Ellen and Myrtle have been working for years on developing the best sexual health internal massage wand for women who have pain and/or limitations with penetration and with medical internal exams due to aging, cancer, or other issues. They (and we) were dissatisfied by the wands — aka vaginal dilators — that were available to women with sexual pain, either from doctors or online.
After years of research, they’ve designed and tested the FeMani Wellness Sexual Health Massage Wand, which has been perfected to their high standards. FeMani Wellness Sexual Health Massage Wand is ready for manufacturing — but their funds have run out.

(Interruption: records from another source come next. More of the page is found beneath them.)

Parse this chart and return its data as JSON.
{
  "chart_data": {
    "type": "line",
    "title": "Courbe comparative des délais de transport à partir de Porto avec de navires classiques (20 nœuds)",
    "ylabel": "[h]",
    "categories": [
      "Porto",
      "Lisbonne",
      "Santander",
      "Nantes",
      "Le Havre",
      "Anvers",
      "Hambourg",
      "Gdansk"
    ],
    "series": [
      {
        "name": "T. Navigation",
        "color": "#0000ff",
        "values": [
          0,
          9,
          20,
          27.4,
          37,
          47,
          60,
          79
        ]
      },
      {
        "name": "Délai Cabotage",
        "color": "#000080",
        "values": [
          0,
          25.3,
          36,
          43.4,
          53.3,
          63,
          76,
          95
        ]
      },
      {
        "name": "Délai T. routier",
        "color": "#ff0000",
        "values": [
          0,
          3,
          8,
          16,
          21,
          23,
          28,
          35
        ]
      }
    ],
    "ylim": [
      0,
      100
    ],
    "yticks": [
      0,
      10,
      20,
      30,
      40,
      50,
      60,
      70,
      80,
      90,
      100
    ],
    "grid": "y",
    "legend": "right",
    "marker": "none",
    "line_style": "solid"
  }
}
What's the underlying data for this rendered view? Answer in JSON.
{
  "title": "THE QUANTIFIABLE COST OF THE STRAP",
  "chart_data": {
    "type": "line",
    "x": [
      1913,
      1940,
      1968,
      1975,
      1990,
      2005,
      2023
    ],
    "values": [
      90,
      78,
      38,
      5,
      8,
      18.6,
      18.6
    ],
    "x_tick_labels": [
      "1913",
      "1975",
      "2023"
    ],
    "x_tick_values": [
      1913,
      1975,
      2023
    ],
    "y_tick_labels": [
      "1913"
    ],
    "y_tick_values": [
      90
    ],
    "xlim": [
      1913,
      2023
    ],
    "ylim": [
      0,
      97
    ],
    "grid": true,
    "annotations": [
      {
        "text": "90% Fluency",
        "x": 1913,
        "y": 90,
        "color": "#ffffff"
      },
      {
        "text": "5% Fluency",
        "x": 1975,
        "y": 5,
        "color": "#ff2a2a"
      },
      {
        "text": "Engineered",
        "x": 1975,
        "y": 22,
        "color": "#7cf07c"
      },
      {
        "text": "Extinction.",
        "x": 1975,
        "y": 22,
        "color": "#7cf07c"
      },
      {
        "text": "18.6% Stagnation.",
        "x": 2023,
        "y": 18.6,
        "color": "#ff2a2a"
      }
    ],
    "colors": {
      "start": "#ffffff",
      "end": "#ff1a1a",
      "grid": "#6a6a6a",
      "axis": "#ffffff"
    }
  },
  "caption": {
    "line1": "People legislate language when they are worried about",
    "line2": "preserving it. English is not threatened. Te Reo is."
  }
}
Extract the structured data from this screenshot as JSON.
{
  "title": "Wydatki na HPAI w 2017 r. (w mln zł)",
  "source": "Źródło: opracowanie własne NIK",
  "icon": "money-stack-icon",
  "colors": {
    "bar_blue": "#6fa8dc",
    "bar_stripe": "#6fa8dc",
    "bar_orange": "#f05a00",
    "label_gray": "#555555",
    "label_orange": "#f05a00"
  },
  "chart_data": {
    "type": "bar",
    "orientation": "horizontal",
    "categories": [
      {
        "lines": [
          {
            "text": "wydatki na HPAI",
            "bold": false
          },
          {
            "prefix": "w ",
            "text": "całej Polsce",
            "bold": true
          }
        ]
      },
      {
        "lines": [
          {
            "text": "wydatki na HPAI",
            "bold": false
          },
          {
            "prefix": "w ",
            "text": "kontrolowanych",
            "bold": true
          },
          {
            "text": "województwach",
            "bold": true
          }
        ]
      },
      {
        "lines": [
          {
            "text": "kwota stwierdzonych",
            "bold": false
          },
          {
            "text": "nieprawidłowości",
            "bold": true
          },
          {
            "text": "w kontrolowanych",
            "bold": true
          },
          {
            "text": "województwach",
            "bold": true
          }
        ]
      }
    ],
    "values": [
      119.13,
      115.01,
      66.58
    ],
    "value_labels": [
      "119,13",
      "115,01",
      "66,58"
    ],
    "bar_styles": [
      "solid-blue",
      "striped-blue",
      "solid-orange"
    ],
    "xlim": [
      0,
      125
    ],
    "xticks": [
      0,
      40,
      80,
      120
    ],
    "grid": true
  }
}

That’s why I’m appealing to you. These amazing educators have been (and continue to be) generous with their expertise, helping anyone who needs them. Can you be generous to them now? You’ll be helping yourself and many other women who will be able to have comfortable, pleasurable sex because of these tools.
If you’ve been helped by the expertise of Ellen and Myrtle, either through my books or elsewhere, or you just want to help other women, can you assist with a donation of any size?* Go here to learn more.
* You know I don’t use this blog for fund-raising appeals. You may not know that I turn down about one worthy project a week, because I know you come here for senior sex news and views, not to be asked for money. But this project and these people are so special in our world that I had to make an exception.